Escrito por arkisanchez 15-03-2006 en General. Comentarios (1)

 Estimados bloggers: Un cordial saludo, le incluyo estas opiniones sobre la exposiciones que obswervé en Cajeme.

 

Las acuarelas Payán  y Sánchez Luna en el Itson.

 

Fue muy grato asistir a la galería del Itson para presenciar   la inauguración de las  exposiciones “Cromática Sonorense”, compuesta de 28 fotografías paisajistas del fotógrafo Mario Sánchez Luna  en la sala principal y “Reflejos de mi tierra”, con 19 acuarelas de   pintor Ricardo Valenzuela Payán en las dos salas contiguas.

Evento cultural que aproveché para saludar a las autoridades de esta institución, admirar las obras de estos dos artistas sonorenses y escuchar el conmovedor mensaje de bienvenida por el rector, quien mencionó “Arte  muy inspirador porque nos aporta un sentimiento optimista y un desplazamiento a las realidades de las obras, otorgándonos una atracción a esta bella región activa en la historia, la cultura y las artes para el turismo, y su  rescate para elevar la estima del cajemense”. Después de él, Mario Sánchez Luna aseguró “Me siento muy orgulloso de estar entre ustedes con estas fotografías de paisajes sonorenses originales recabadas por cinco años”. Para finalmente  Payan  indicar, ”Estas acuarelas son reflejos de mi región Navojoa grabadas en mi mente y en mis sentimientos por el pueblo Mayo”.
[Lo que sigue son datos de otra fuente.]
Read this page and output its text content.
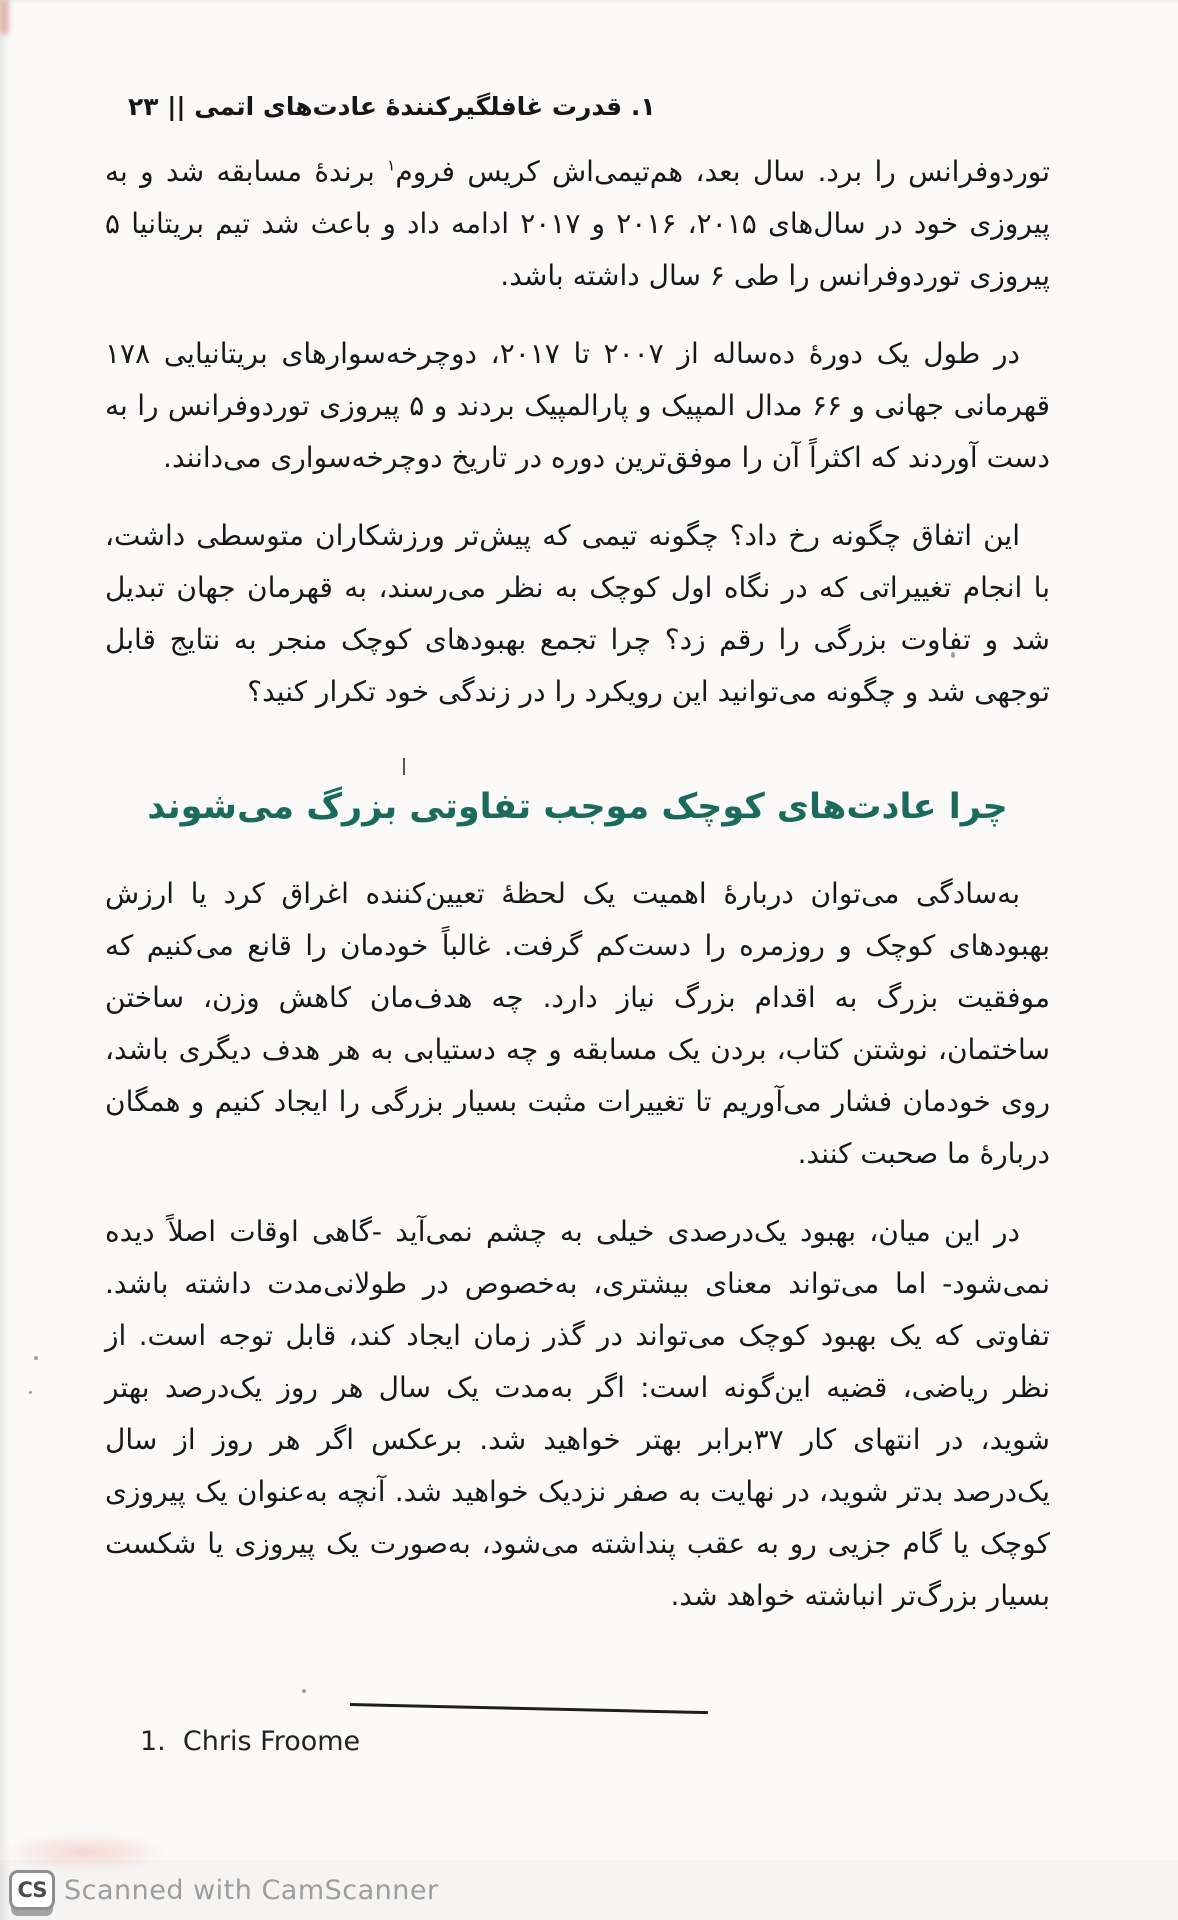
۱. قدرت غافلگیرکنندهٔ عادت‌های اتمی || ۲۳

توردوفرانس را برد. سال بعد، هم‌تیمی‌اش کریس فروم$^۱$ برندهٔ مسابقه شد و به پیروزی خود در سال‌های ۲۰۱۵، ۲۰۱۶ و ۲۰۱۷ ادامه داد و باعث شد تیم بریتانیا ۵ پیروزی توردوفرانس را طی ۶ سال داشته باشد.

در طول یک دورهٔ ده‌ساله از ۲۰۰۷ تا ۲۰۱۷، دوچرخه‌سوارهای بریتانیایی ۱۷۸ قهرمانی جهانی و ۶۶ مدال المپیک و پارالمپیک بردند و ۵ پیروزی توردوفرانس را به دست آوردند که اکثراً آن را موفق‌ترین دوره در تاریخ دوچرخه‌سواری می‌دانند.

این اتفاق چگونه رخ داد؟ چگونه تیمی که پیش‌تر ورزشکاران متوسطی داشت، با انجام تغییراتی که در نگاه اول کوچک به نظر می‌رسند، به قهرمان جهان تبدیل شد و تفاوت بزرگی را رقم زد؟ چرا تجمع بهبودهای کوچک منجر به نتایج قابل توجهی شد و چگونه می‌توانید این رویکرد را در زندگی خود تکرار کنید؟

چرا عادت‌های کوچک موجب تفاوتی بزرگ می‌شوند

به‌سادگی می‌توان دربارهٔ اهمیت یک لحظهٔ تعیین‌کننده اغراق کرد یا ارزش بهبودهای کوچک و روزمره را دست‌کم گرفت. غالباً خودمان را قانع می‌کنیم که موفقیت بزرگ به اقدام بزرگ نیاز دارد. چه هدف‌مان کاهش وزن، ساختن ساختمان، نوشتن کتاب، بردن یک مسابقه و چه دستیابی به هر هدف دیگری باشد، روی خودمان فشار می‌آوریم تا تغییرات مثبت بسیار بزرگی را ایجاد کنیم و همگان دربارهٔ ما صحبت کنند.

در این میان، بهبود یک‌درصدی خیلی به چشم نمی‌آید -گاهی اوقات اصلاً دیده نمی‌شود- اما می‌تواند معنای بیشتری، به‌خصوص در طولانی‌مدت داشته باشد. تفاوتی که یک بهبود کوچک می‌تواند در گذر زمان ایجاد کند، قابل توجه است. از نظر ریاضی، قضیه این‌گونه است: اگر به‌مدت یک سال هر روز یک‌درصد بهتر شوید، در انتهای کار ۳۷برابر بهتر خواهید شد. برعکس اگر هر روز از سال یک‌درصد بدتر شوید، در نهایت به صفر نزدیک خواهید شد. آنچه به‌عنوان یک پیروزی کوچک یا گام جزیی رو به عقب پنداشته می‌شود، به‌صورت یک پیروزی یا شکست بسیار بزرگ‌تر انباشته خواهد شد.

1.  Chris Froome
CS Scanned with CamScanner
Mientras platicaba con el maestro Arteche, vi que la señora Anabella Bours y  Mario hacían un recorrido por la exposición, esperé a que lo concluyeran para preguntarles por  las fotografías que más les gustaron. Ella, me mostró  que la entusiasmaron  “Álamos”, “El Campanario” y “Solo una flor”, y  a él  “Sahuaros”, “Arroyo Cuchujaqui” y “Cañón  Nacapule”. Como esta es la segunda ocasión que observo la obra de este artista del lente, agregó “El colibrí”, “Niña seri”, “La tumba de Tetabiate” y como la más  bella de todas “Represo La Gotera”.

Como había mucho público  no puede platicar con los dos artistas debido a que se fueron a cenar con el personal del Itson para después regresar a Hermosillo y a Navojoa.  No conforme con esto,  aproveché el Festival de la Estación de los Tres Ríos para ir a Etchojoa, sin torta ni soda y sin madrazos, para observar las fantásticas danzas indígenas de la Sonora Bampo que retiemblan nuestra idiosincrasia y de paso, platicar con el pintor Payan sobre su arte expuesto y por ser considerado como uno de los mejores acuarelistas de Sonora  y saborear los exquisitos burritos de carne machaca preparados por su esposa Lizeth.

Con la libreta sobre la mesa recordé como los conocí, fue un domingo a principios de 1996, en la banqueta del Museo Costumbrista de Álamos, andaba él noviando con su actual esposa y yo tomando fotografías con  mi cámara montada en un mono pie que parecía metralleta, se acercaron  para preguntarme: ¿Es usted fotógrafo, verdad?

¡Sí, pero de ballenas en el mar de Cortés! Les contesté.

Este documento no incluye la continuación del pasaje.